In order to find the proper table value for t we must determine the degrees of freedom. This is done using Equation 5 as shown below.

$\mathit{df }= \frac{{\left[\frac{{1.292 \times {10}^{–4}}^2}{4} + \frac{{4.203 \times {10}^{–5}}^2}{4}\right]}^2}{\left[\frac{{\left(\frac{{1.292 \times {10}^{–4}}^2}{4}\right)}^2}{\left(4–1\right)}+ \frac{{\left(\frac{{4.203 \times {10}^{–5}}^2}{4}\right)}^2}{\left(4–1\right)}\right]}=3.627$

When calculating degrees of freedom, if the result is not a whole number, we always round down to give a more conservative estimate. Thus, there are 3 degrees of freedom involved in our calculation of t. With this number calculated, we can determine the table value of t, t_table, at 95% confidence, which is 3.182⁽¹⁾. We find that t_calc > t_table, therefore we can conclude at 95% confidence that the difference between the two data sets is statistically significant.

Discussion

 As stated in the results section above, there is a statistically significant difference between the results of the two data sets, and a rather large one: we know that this difference is not by chance, it is due to experimental error, both systematic and random.

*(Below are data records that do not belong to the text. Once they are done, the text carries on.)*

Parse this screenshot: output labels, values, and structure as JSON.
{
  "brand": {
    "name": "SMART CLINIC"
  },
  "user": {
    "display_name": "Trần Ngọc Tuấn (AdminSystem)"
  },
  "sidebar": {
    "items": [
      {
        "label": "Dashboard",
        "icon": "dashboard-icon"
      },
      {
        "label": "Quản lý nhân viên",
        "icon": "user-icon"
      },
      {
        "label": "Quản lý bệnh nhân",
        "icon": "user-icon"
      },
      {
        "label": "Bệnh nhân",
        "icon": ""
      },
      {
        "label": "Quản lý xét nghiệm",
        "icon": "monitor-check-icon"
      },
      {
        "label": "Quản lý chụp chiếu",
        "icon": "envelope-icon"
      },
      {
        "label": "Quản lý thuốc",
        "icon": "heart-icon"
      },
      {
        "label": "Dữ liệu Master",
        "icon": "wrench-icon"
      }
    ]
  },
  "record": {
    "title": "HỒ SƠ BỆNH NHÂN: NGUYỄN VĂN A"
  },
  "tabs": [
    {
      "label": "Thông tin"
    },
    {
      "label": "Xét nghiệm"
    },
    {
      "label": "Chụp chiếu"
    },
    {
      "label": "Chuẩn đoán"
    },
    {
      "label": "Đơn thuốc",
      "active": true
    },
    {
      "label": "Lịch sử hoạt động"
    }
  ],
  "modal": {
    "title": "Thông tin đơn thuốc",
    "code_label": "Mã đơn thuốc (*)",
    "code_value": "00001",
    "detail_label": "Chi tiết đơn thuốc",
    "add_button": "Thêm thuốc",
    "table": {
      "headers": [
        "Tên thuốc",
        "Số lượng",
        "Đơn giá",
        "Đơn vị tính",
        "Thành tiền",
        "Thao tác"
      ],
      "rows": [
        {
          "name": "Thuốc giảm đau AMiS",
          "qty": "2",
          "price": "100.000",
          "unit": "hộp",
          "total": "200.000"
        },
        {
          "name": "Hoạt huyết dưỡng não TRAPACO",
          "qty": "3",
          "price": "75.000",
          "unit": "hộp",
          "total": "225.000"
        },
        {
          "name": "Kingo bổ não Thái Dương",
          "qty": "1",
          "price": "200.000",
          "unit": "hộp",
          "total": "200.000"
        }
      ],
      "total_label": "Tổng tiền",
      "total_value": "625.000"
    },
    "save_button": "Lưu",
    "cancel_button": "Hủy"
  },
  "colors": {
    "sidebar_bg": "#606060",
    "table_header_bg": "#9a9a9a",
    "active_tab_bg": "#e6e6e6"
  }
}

 One source of systematic error that is often associated with titrations is incorrect buret readings. Readings differ person to person, so I may always read slightly higher than the exact volume, whereas my partner could read consistently lower than the exact volume. This discrepancy could account for inaccuracy in the measurements and calculations in one data set, as well as differences between two data sets.

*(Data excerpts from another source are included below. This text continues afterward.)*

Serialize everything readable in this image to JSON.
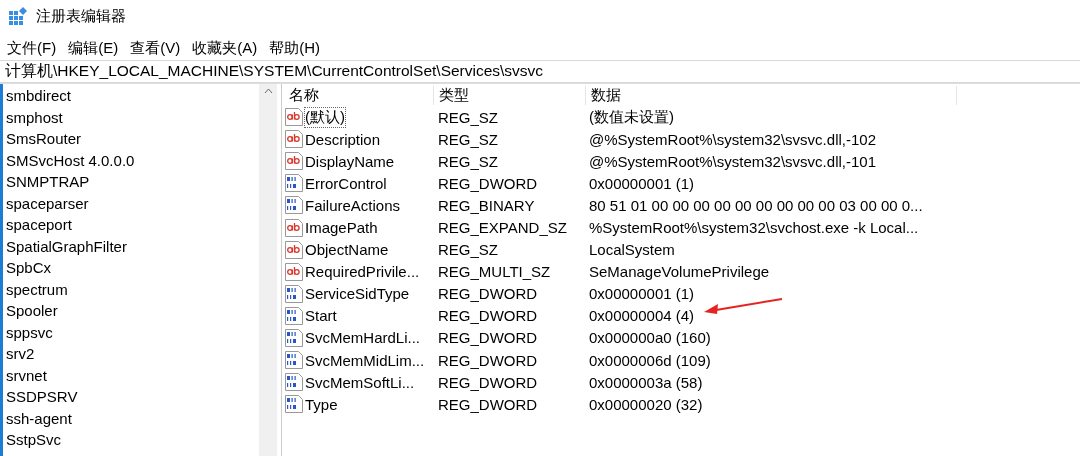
{
  "window": {
    "title": "注册表编辑器"
  },
  "menu": [
    {
      "label": "文件(F)"
    },
    {
      "label": "编辑(E)"
    },
    {
      "label": "查看(V)"
    },
    {
      "label": "收藏夹(A)"
    },
    {
      "label": "帮助(H)"
    }
  ],
  "address": "计算机\\HKEY_LOCAL_MACHINE\\SYSTEM\\CurrentControlSet\\Services\\svsvc",
  "tree": {
    "items": [
      {
        "label": "smbdirect"
      },
      {
        "label": "smphost"
      },
      {
        "label": "SmsRouter"
      },
      {
        "label": "SMSvcHost 4.0.0.0"
      },
      {
        "label": "SNMPTRAP"
      },
      {
        "label": "spaceparser"
      },
      {
        "label": "spaceport"
      },
      {
        "label": "SpatialGraphFilter"
      },
      {
        "label": "SpbCx"
      },
      {
        "label": "spectrum"
      },
      {
        "label": "Spooler"
      },
      {
        "label": "sppsvc"
      },
      {
        "label": "srv2"
      },
      {
        "label": "srvnet"
      },
      {
        "label": "SSDPSRV"
      },
      {
        "label": "ssh-agent"
      },
      {
        "label": "SstpSvc"
      }
    ]
  },
  "table": {
    "columns": [
      "名称",
      "类型",
      "数据"
    ],
    "rows": [
      {
        "kind": "string",
        "name": "(默认)",
        "type": "REG_SZ",
        "data": "(数值未设置)",
        "focused": true,
        "marked": false
      },
      {
        "kind": "string",
        "name": "Description",
        "type": "REG_SZ",
        "data": "@%SystemRoot%\\system32\\svsvc.dll,-102",
        "focused": false,
        "marked": false
      },
      {
        "kind": "string",
        "name": "DisplayName",
        "type": "REG_SZ",
        "data": "@%SystemRoot%\\system32\\svsvc.dll,-101",
        "focused": false,
        "marked": false
      },
      {
        "kind": "binary",
        "name": "ErrorControl",
        "type": "REG_DWORD",
        "data": "0x00000001 (1)",
        "focused": false,
        "marked": false
      },
      {
        "kind": "binary",
        "name": "FailureActions",
        "type": "REG_BINARY",
        "data": "80 51 01 00 00 00 00 00 00 00 00 00 03 00 00 0...",
        "focused": false,
        "marked": false
      },
      {
        "kind": "string",
        "name": "ImagePath",
        "type": "REG_EXPAND_SZ",
        "data": "%SystemRoot%\\system32\\svchost.exe -k Local...",
        "focused": false,
        "marked": false
      },
      {
        "kind": "string",
        "name": "ObjectName",
        "type": "REG_SZ",
        "data": "LocalSystem",
        "focused": false,
        "marked": false
      },
      {
        "kind": "string",
        "name": "RequiredPrivile...",
        "type": "REG_MULTI_SZ",
        "data": "SeManageVolumePrivilege",
        "focused": false,
        "marked": false
      },
      {
        "kind": "binary",
        "name": "ServiceSidType",
        "type": "REG_DWORD",
        "data": "0x00000001 (1)",
        "focused": false,
        "marked": false
      },
      {
        "kind": "binary",
        "name": "Start",
        "type": "REG_DWORD",
        "data": "0x00000004 (4)",
        "focused": false,
        "marked": true
      },
      {
        "kind": "binary",
        "name": "SvcMemHardLi...",
        "type": "REG_DWORD",
        "data": "0x000000a0 (160)",
        "focused": false,
        "marked": false
      },
      {
        "kind": "binary",
        "name": "SvcMemMidLim...",
        "type": "REG_DWORD",
        "data": "0x0000006d (109)",
        "focused": false,
        "marked": false
      },
      {
        "kind": "binary",
        "name": "SvcMemSoftLi...",
        "type": "REG_DWORD",
        "data": "0x0000003a (58)",
        "focused": false,
        "marked": false
      },
      {
        "kind": "binary",
        "name": "Type",
        "type": "REG_DWORD",
        "data": "0x00000020 (32)",
        "focused": false,
        "marked": false
      }
    ]
  }
}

 Another source of systematic error is reagent purity. If either reagent had aged at all prior to the experiment, it could lead to deviation from the calculated values. For example, if the KHP was not as pure as expected (i.e. absorbed water, etc.), a smaller volume of NaOH would be needed to neutralize it, thus resulting in an experimental molarity that is lower than the molarity calculated beforehand. This is an example of why it is very important to have a good primary standard. A proper primary standard should: be at least 99.9% pure; not decompose under ordinary storage; be stable when dried by heat or vacuum; have a high molecular weight; and it should be relatively cheap and readily available.

 Quite possibly the biggest source of systematic error in titrations is end point determination. Since end point is done visually, there can be a large discrepancy in when a titration is stopped from person to person. Each person has a different ability to see a slight change in color, so a “faint pink” will look different to each person and will result in a different amount of titrant delivered based on who is performing the experiment, which will result in a difference in the molarity of the NaOH solution calculated after the experiment. This error, along with the two previously stated, are, more likely than not, present in both mine and my partner’s results.

Conclusion

 Through a set of four titrations of KHP with a NaOH solution of unknown concentration, we were able to deduce the concentration of this NaOH solution. This NaOH solution will be used in further experiments, thus it is very important to deduce its concentration. As with all laboratory experiments, there are sources of error in these titrations. These errors include the systematic errors of buret reading, primary standard purity, and endpoint determination. Random errors are also present; these include reagent evaporation and contamination, and variations in volumetric glassware and measuring instruments due to variations in temperature. This experiment also promoted the development of important laboratory techniques including titration, weighing by difference, and measurement or reagents, among other important techniques, all of which will be used in future laboratory experiments.

References

(1)   Harris, D. C.; Lucy, C. A. Quantitative Chemical Analysis; W.H. Freeman: New York, 2016.